ZiTao-Li commented 1 day ago

It seems you replace data sources of the rag example and the program does not report any run time error. Can you provide the information 1) the text chunks retrieved for this question from your prepared data 2) which model you are using?

embedding:gte-qwen2-7b-instruct-embed-f16 llm:gemma2:27b file type :pdf 屏幕截图 2024-07-16 015254

My conjecture is that llamaindex's default SimpleDirectoryReader fails to parse this pdf file. You can turn "log_retrieval" to true in the agent config to print the retrieved chunks for of this question. If those are not human readable, then that's probably the issue.

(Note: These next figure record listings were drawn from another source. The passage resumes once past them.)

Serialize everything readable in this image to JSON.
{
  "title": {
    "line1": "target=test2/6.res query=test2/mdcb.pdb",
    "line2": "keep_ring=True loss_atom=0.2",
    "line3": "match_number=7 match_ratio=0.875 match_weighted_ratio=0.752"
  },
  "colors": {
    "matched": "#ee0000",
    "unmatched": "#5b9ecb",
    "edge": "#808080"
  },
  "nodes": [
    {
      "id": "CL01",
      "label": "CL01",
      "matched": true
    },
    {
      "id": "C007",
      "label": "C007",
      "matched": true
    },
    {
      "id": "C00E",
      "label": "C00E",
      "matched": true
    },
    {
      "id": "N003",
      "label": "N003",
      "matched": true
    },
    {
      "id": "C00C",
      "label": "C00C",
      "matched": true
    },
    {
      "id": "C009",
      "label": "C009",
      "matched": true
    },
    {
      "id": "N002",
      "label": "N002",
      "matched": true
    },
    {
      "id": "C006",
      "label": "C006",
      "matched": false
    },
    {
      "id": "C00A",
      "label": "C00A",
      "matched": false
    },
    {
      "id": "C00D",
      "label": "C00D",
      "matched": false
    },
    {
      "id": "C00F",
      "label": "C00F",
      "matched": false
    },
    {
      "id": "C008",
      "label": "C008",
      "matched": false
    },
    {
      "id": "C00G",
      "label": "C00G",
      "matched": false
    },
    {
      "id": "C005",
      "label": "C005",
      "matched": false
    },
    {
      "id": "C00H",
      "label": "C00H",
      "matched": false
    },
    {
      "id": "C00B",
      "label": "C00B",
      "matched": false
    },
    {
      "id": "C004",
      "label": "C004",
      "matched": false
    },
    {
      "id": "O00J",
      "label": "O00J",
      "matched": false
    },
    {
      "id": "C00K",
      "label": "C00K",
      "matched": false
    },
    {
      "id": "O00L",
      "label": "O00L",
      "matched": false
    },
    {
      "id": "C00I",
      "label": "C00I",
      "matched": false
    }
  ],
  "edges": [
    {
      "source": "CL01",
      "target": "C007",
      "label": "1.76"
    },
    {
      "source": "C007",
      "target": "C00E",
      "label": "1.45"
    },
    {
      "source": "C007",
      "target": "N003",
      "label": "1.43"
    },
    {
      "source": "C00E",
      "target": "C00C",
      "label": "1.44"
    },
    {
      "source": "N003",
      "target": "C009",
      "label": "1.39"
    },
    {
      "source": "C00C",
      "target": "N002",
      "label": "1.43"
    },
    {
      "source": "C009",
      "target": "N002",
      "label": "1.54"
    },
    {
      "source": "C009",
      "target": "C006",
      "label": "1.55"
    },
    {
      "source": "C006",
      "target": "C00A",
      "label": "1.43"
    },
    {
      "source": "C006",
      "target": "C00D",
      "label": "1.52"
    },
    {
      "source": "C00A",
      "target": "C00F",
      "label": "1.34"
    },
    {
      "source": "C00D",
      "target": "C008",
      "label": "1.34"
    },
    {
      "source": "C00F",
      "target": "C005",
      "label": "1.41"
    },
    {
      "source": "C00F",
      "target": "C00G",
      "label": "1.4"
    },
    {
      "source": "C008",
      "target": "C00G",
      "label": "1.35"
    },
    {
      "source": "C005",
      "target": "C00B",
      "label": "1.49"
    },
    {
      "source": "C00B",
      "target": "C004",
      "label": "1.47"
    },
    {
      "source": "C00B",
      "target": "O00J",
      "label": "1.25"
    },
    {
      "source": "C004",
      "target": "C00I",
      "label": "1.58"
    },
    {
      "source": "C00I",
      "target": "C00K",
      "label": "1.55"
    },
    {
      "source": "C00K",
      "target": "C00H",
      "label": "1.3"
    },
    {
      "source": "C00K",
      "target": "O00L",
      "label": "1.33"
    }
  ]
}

content: score:0.18777823325891718 source:page_label: 329 file_name: 3.pdf file_path: O:\agentscope\docs\fiction\3.pdf file_type: application/pdf file_size: 18620341 creation_date: 2024-07-15 last_modified_date: 2024-07-15 content: score:0.18734724511061887 source:page_label: 321 file_name: 3.pdf file_path: O:\agentscope\docs\fiction\3.pdf file_type: application/pdf file_size: 18620341 creation_date: 2024-07-15 last_modified_date: 2024-07-15 content: score:0.18725543754810822 source:page_label: 328 file_name: 3.pdf file_path: O:\agentscope\docs\fiction\3.pdf file_type: application/pdf file_size: 18620341 creation_date: 2024-07-15 last_modified_date: 2024-07-15 content: score:0.18567446110272431 source:page_label: 326 file_name: 3.pdf file_path: O:\agentscope\docs\fiction\3.pdf file_type: application/pdf file_size: 18620341 creation_date: 2024-07-15 last_modified_date: 2024-07-15 content: 2024-07-16 10:53:00.559 | INFO | agentscope.agents.rag_agent:reply:161 - { "text": "NO \n\nThe provided content appears to be metadata and excerpts from a PDF file, but doesn't contain information about the names of the three brothers from Julu County. \n", "embedding": null, "image_urls": null, "parsed": null, "raw": { "model": "gemma2:27b", "created_at": "2024-07-16T02:53:00.545041Z", "message": { "role": "assistant", "content": "NO \n\nThe provided content appears to be metadata and excerpts from a PDF file, but doesn't contain information about the names of the three brothers from Julu County. \n" }, "done_reason": "stop", "done": true, "total_duration": 12650800300, "load_duration": 10303735000, "prompt_eval_count": 662, "prompt_eval_duration": 912066000, "eval_count": 38, "eval_duration": 1433258000 } } 2024-07-16 10:53:02.303 | WARNING | agentscope.message:init:150 - A new field role is newly added to the message. Please specify the role of the message. Currently we use a default "assistant" value. Book-Assistant: The names of the three brothers from Julu County are not mentioned in the provided context. Please provide me with the text where you encountered these characters so I can assist you further. The contents of the logging.log file is this

It seems this is because your PDF file can't be parsed by the default Llamaindex pdf parser, so there is no useful information. You can either first convert the PDF into plain text format, or try with some other files.

I will close this issue for now as it is not a issue with AgentScope. But please let us know if you have any comments.